Invariably each semester there is a student who will write a terrific poem that they spent very little time on, and it frustrates them to no end that the pieces they labored over are less worthy of praise. In the economy of invention, speed can be a virtue when mystery is the currency.
I was spurred to think of that when I saw that the upcoming Joss Whedon version of Shakespeare’s Much Ado About Nothing is being marketed as “shot in 12 days.” I’m not sure when speed, which might more normally be associated with slapdashery, came to have cache, but I have an invite to a film opening next week whose ad touts that it was made for $7000. But instead of preparing us for an experience of the cut-rate, I suspect it’s trying to prime us for wonder: how could such a fine work of art be done so quickly? Or for so little? (a major function of which is being-done-quickly). I like that resourcefulness is becoming part of a works aesthetic quality.

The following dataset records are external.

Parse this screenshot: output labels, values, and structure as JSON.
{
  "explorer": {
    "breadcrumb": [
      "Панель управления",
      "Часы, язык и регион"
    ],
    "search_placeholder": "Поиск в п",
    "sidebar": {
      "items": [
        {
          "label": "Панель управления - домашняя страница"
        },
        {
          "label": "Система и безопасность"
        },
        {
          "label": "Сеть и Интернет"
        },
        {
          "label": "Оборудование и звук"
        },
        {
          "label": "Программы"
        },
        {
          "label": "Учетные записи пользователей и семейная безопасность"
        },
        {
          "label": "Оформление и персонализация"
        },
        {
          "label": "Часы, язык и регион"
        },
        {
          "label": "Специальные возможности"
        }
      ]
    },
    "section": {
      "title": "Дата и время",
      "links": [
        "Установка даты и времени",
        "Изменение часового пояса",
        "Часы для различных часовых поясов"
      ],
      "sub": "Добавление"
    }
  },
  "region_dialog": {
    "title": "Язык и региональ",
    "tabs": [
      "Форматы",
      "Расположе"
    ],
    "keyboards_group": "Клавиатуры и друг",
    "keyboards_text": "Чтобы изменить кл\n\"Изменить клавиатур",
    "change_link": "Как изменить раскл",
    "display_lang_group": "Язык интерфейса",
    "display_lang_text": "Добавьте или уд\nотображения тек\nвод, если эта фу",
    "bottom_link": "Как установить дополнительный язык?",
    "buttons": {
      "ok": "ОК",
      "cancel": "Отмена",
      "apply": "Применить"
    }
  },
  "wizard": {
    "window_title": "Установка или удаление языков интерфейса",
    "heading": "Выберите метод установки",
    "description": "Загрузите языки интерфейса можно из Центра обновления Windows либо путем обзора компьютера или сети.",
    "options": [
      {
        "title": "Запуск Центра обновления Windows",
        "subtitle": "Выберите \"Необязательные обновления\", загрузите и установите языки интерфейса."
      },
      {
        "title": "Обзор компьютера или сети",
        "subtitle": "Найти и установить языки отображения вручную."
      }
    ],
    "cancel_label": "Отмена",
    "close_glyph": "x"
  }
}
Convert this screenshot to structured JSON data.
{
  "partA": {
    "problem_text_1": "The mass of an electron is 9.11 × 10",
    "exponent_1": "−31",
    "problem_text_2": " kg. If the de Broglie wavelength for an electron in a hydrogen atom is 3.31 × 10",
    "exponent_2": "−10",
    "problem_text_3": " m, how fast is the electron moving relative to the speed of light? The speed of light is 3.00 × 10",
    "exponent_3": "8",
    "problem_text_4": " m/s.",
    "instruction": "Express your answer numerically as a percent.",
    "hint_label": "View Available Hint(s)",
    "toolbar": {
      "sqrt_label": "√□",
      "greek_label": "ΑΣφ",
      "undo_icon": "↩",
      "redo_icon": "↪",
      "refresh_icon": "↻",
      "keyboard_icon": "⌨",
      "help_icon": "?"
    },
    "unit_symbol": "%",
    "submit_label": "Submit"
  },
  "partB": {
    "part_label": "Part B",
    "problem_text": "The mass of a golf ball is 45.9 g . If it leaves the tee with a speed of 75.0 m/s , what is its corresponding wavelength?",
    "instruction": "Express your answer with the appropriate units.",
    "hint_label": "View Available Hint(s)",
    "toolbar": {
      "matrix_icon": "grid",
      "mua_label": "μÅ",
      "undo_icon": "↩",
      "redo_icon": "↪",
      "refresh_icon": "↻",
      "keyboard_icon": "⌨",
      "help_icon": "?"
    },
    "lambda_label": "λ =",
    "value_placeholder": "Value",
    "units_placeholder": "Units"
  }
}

Here’s the trailer, but even the lay ear will surely hear it as poetry-challenged. That training and practice is time-consuming and expensive.
Orson Welles, among the best of directorial improvisers, I wager never took pride in the difficulties he had to overcome to shoot his films. For example, his Macbeth, from Wikipedia:
The film was shot on leftover sets for the westerns that were normally made at Republic Studios.
In order to accommodate the tight production schedule, Welles had the Macbeth cast pre-record their dialogue. However, he later expressed frustration with the film’s low budget trappings. In regard to the costumes, which were rented from a company called Western Costume, Welles felt he was poorly clothed. In an interview with biographer/filmmaker Peter Bogdanovich, Welles remarked: “Mine should have been sent back, because I looked like the Statue of Liberty in it. But there was no dough for another and nothing in stock at Western would fit me, so I was stuck with it.”
Welles also told Bogdanovich that the scene he felt was most effective was actually based on hunger. “Our best crowd scene was a shot where all the massed forces of Macduff’s army are charging the castle”, he said. “There was a very vivid urgency to it, because what was happening, really, was that we’d just called noon break, and all those extras were rushing off to lunch.”
Welles shot Macbeth in 23 days, with one day devoted to retakes.